Wow this is interesting, however, the reward seems way too less to me.

Comment by sans_souse 1 day ago

$5k is such a small payout for this sort of finding.

Comment by arcwhite 1 day ago

It's actually pretty on-par for most bug bounties. They used the same exploit on a few programs and got $11k total which ain't bad return on time.

Comment by sans_souse 1 day ago

No I know it's on par I guess better rephrasing would be the par is still too low

Comment by arcwhite 1 day ago

Compared to what? What's your baseline for how much a user-interaction-required XSS vulnerability should be worth?

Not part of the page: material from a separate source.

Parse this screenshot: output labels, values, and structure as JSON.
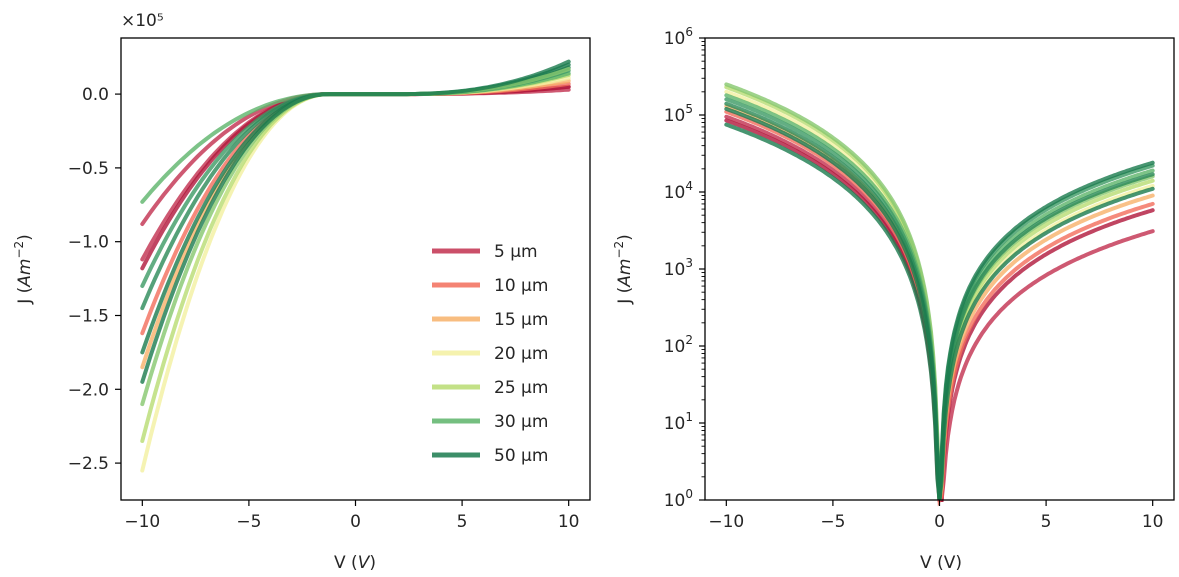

Comment by sans_souse 1 day ago

I'm not basing it on math.

Are you saying tho that 2.5k wouldhave been adequate in 2019? I expect 5k would have been on par then too. But idk

Comment by ChrisArchitect 1 day ago

Related:

We pwned X, Vercel, Cursor, and Discord through a supply-chain attack

https://news.ycombinator.com/item?id=46317098

Comment by frandroid 1 day ago

> alongside, we can poison the nextjs cache for everyone for any site,

What??

Comment by vjay15 1 day ago

wow it felt like they were playing around lol

Comment by sigseg1v 1 day ago

isn't this actually XSRF and worse than XSS?

Also, if users can run arbitrary JS on someone else's server then what stops them from doing CPU-bound work such as crypto miners?